In London Tara Hotel Ltd v Kensington Close Hotels Ltd ([2011] EWCA Civ 1356, CA (Eng)) Tara and KCH were the owners of adjoining hotels. KCH’s predecessors in title had had the benefit of a licence to use a private access road on Tara’s land. This licence had ended on a change of ownership of KCH’s hotel in 1980. The question was whether KCH had acquired a right of way by prescription. The English Court of Appeal emphasised that the only questions were whether the post-1980 use was nec vi, nec clam, nec precario (peaceful, open and not based on any permission). It was common ground that the use was peaceful (no element of force was alleged).

The use was not the result of a permission. The licence had ended in 1980 and there was no evidence of a later express or implied licence.

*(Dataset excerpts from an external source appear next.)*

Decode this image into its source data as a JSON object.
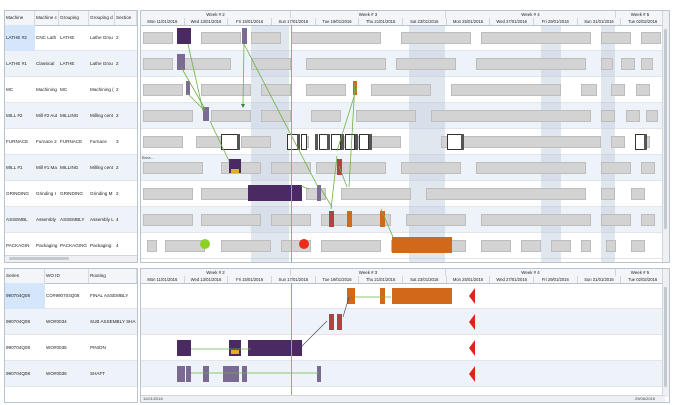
{
  "resources": {
    "headers": [
      "Machine",
      "Machine c",
      "Grouping",
      "Grouping d",
      "Section"
    ],
    "rows": [
      {
        "machine": "LATHE #2",
        "machine_desc": "CNC Lath",
        "grouping": "LATHE",
        "grouping_desc": "Lathe Grou",
        "section": "2"
      },
      {
        "machine": "LATHE #1",
        "machine_desc": "Classical",
        "grouping": "LATHE",
        "grouping_desc": "Lathe Grou",
        "section": "2"
      },
      {
        "machine": "MC",
        "machine_desc": "Machining",
        "grouping": "MC",
        "grouping_desc": "Machining (",
        "section": "2"
      },
      {
        "machine": "MILL #2",
        "machine_desc": "Mill #2 Aut",
        "grouping": "MILLING",
        "grouping_desc": "Milling cent",
        "section": "2"
      },
      {
        "machine": "FURNACE",
        "machine_desc": "Furnace 2",
        "grouping": "FURNACE",
        "grouping_desc": "Furnace",
        "section": "3"
      },
      {
        "machine": "MILL #1",
        "machine_desc": "Mill #1 Ma",
        "grouping": "MILLING",
        "grouping_desc": "Milling cent",
        "section": "2"
      },
      {
        "machine": "GRINDING",
        "machine_desc": "Grinding I",
        "grouping": "GRINDING",
        "grouping_desc": "Grinding M",
        "section": "2"
      },
      {
        "machine": "ASSEMBL",
        "machine_desc": "Assembly",
        "grouping": "ASSEMBLY",
        "grouping_desc": "Assembly L",
        "section": "4"
      },
      {
        "machine": "PACKAGIN",
        "machine_desc": "Packaging",
        "grouping": "PACKAGING",
        "grouping_desc": "Packaging",
        "section": "4"
      }
    ]
  },
  "orders": {
    "headers": [
      "Series",
      "WO ID",
      "Routing"
    ],
    "rows": [
      {
        "series": "990704Q08",
        "wo": "CO#990704Q08",
        "routing": "FINAL ASSEMBLY"
      },
      {
        "series": "990704Q08",
        "wo": "WO#0034",
        "routing": "SUB ASSEMBLY SHA"
      },
      {
        "series": "990704Q08",
        "wo": "WO#0035",
        "routing": "PINION"
      },
      {
        "series": "990704Q08",
        "wo": "WO#0036",
        "routing": "SHAFT"
      }
    ]
  },
  "timeline": {
    "weeks": [
      "Week # 2",
      "Week # 3",
      "Week # 4",
      "Week # 5"
    ],
    "days": [
      "Mon 11/01/2016",
      "Wed 13/01/2016",
      "Fri 15/01/2016",
      "Sun 17/01/2016",
      "Tue 19/01/2016",
      "Thu 21/01/2016",
      "Sat 23/01/2016",
      "Mon 25/01/2016",
      "Wed 27/01/2016",
      "Fri 29/01/2016",
      "Sun 31/01/2016",
      "Tue 02/02/2016"
    ]
  },
  "labels": {
    "brea": "Brea...",
    "scroll_start": "11/01/2016",
    "scroll_end": "29/06/2016"
  },
  "colors": {
    "purple": "#4b2a63",
    "orange": "#d06a1a",
    "red": "#b24045",
    "green_line": "#7fbf5f",
    "gray_slot": "#d3d3d3"
  }
}
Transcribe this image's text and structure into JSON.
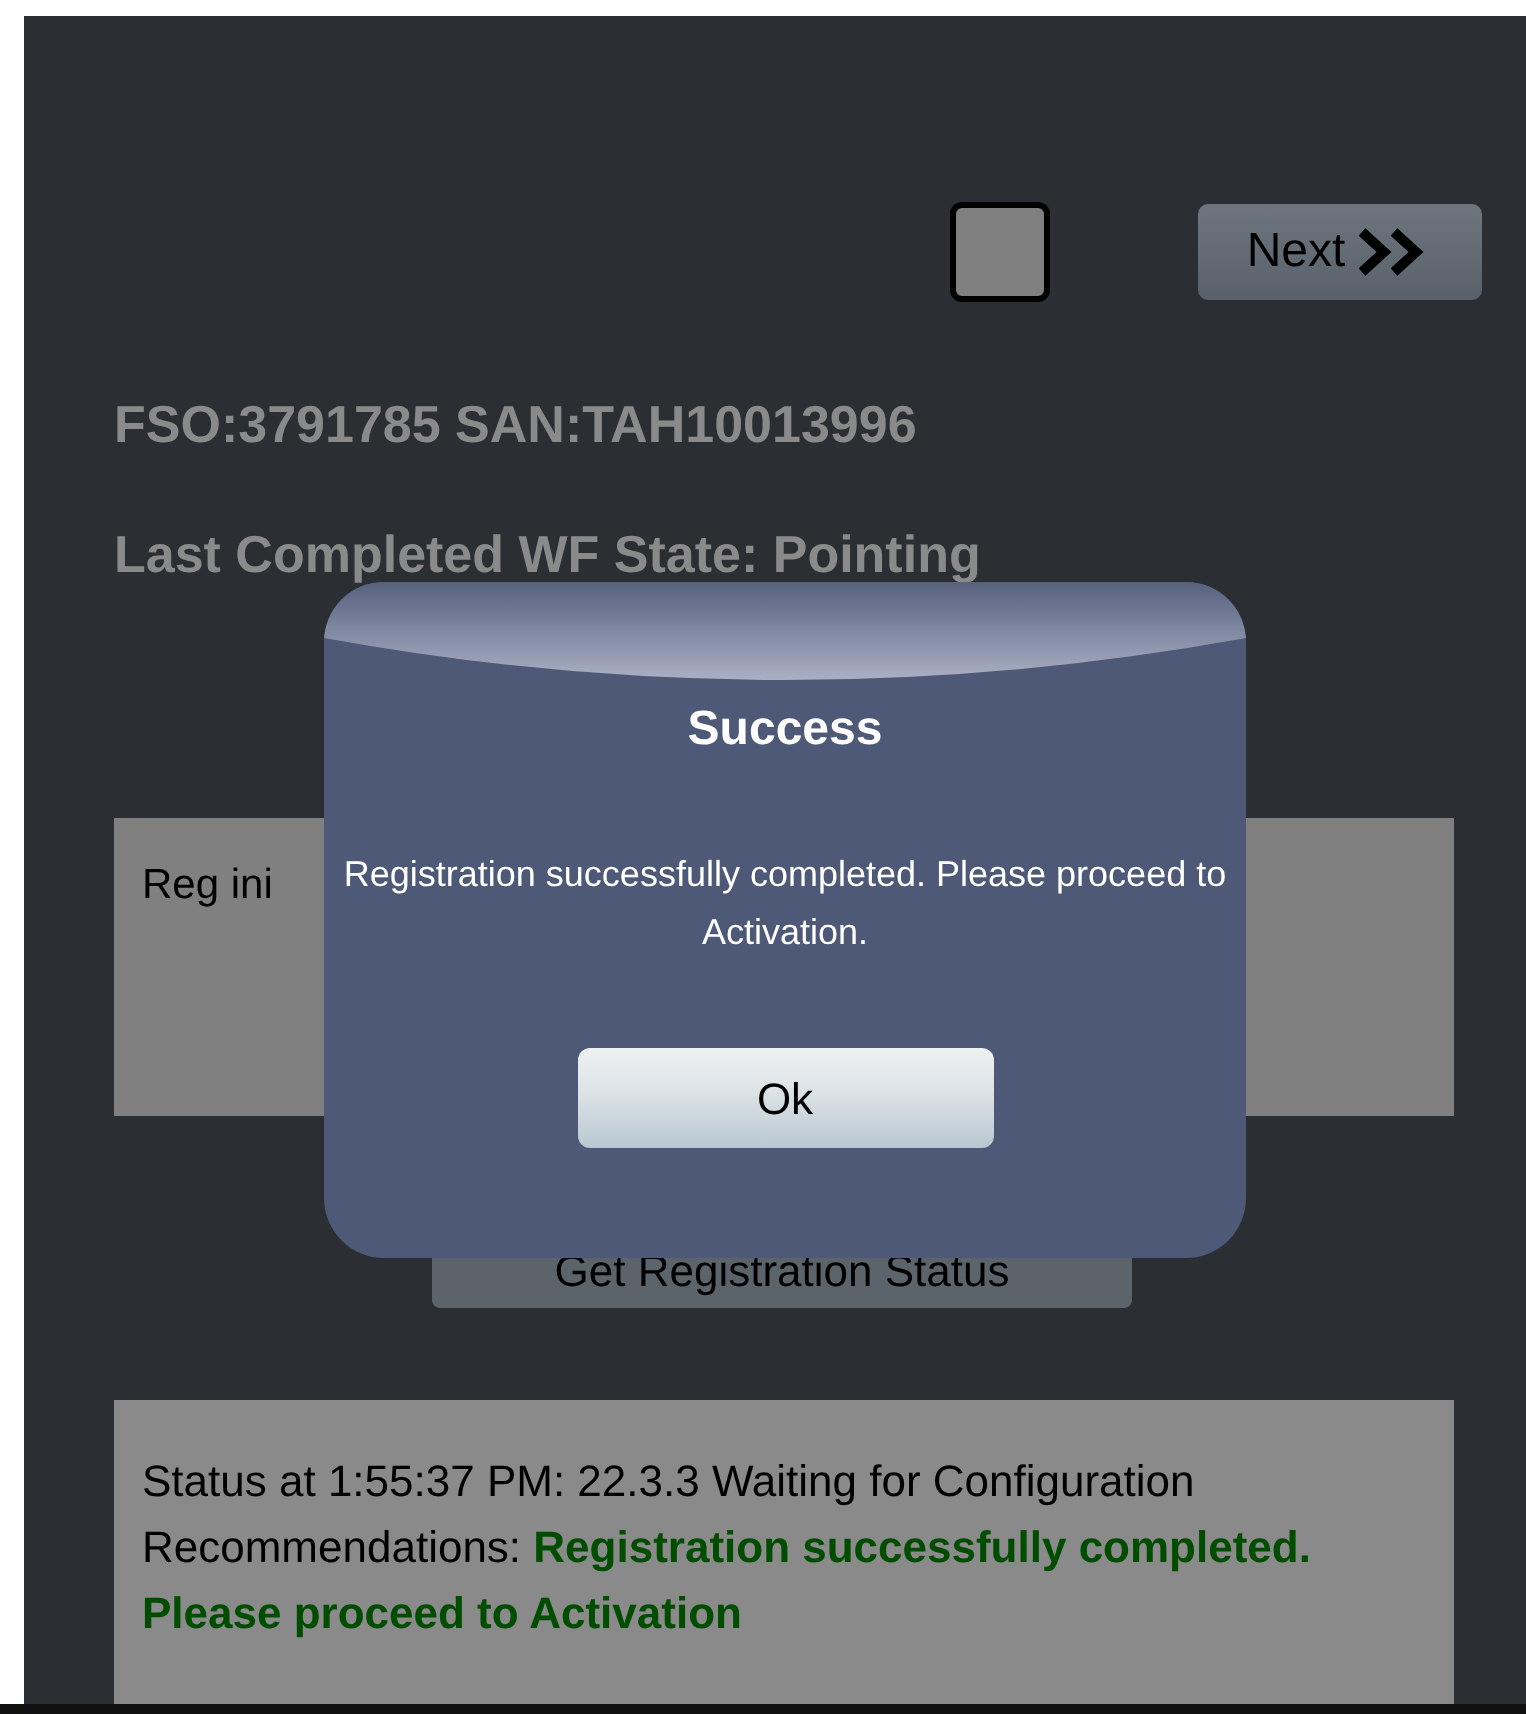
{
  "toolbar": {
    "checkbox": {
      "checked": false
    },
    "next_button": "Next"
  },
  "info": {
    "ids": "FSO:3791785 SAN:TAH10013996",
    "last_state": "Last Completed WF State: Pointing"
  },
  "registration_box": {
    "text": "Reg ini"
  },
  "status_button": "Get Registration Status",
  "status_box": {
    "line_1": "Status at 1:55:37 PM: 22.3.3 Waiting for Configuration",
    "label": "Recommendations:",
    "recommendation": "Registration successfully completed. Please proceed to Activation"
  },
  "dialog": {
    "title": "Success",
    "message": "Registration successfully completed. Please proceed to Activation.",
    "button": "Ok"
  }
}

The English Court of Appeal found the question as to whether the user was secret more difficult. Tara failed in this respect too. Lord Neuberger MR said:

’36. It was inherent in the Licence that it would determine on a change in the ownership of the KC Hotel, and that should have been (and maybe was) appreciated by Tara when the Licence was granted. When the change of ownership of the KC Hotel occurred in 1980, there was no question of any secrecy, or even of a deliberate intention to keep quiet, on the part of KCL or THF, as is shown by the fact that the change was known to junior employees at the KC Hotel. Accordingly, it appears to me that Tara’s case on clam fails for very much the same reasons as Tara’s case on precario fails.

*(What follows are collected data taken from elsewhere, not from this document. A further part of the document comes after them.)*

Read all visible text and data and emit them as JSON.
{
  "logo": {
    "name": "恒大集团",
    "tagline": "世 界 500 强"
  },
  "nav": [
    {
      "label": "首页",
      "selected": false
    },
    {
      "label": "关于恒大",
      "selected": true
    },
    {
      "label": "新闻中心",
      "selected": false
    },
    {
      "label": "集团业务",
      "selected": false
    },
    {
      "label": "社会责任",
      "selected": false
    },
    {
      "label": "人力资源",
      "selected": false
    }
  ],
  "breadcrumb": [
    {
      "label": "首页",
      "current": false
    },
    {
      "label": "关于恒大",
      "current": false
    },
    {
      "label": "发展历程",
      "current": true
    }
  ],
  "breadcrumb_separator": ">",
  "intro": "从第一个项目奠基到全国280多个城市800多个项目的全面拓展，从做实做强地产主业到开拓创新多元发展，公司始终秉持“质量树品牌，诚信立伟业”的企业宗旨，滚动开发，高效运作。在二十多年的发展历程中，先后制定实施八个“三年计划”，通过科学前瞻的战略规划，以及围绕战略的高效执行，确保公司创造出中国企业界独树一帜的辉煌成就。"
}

37. Of course, whether the case is put on clam or precario, very different considerations would apply if it could have been shown that KCL or THF had deliberately concealed the change of ownership of the KC Hotel from Tara, or, a fortiori, if it could have been shown that KCL or THF had deliberately misled Tara about the change of ownership. But there is no such suggestion in this case.’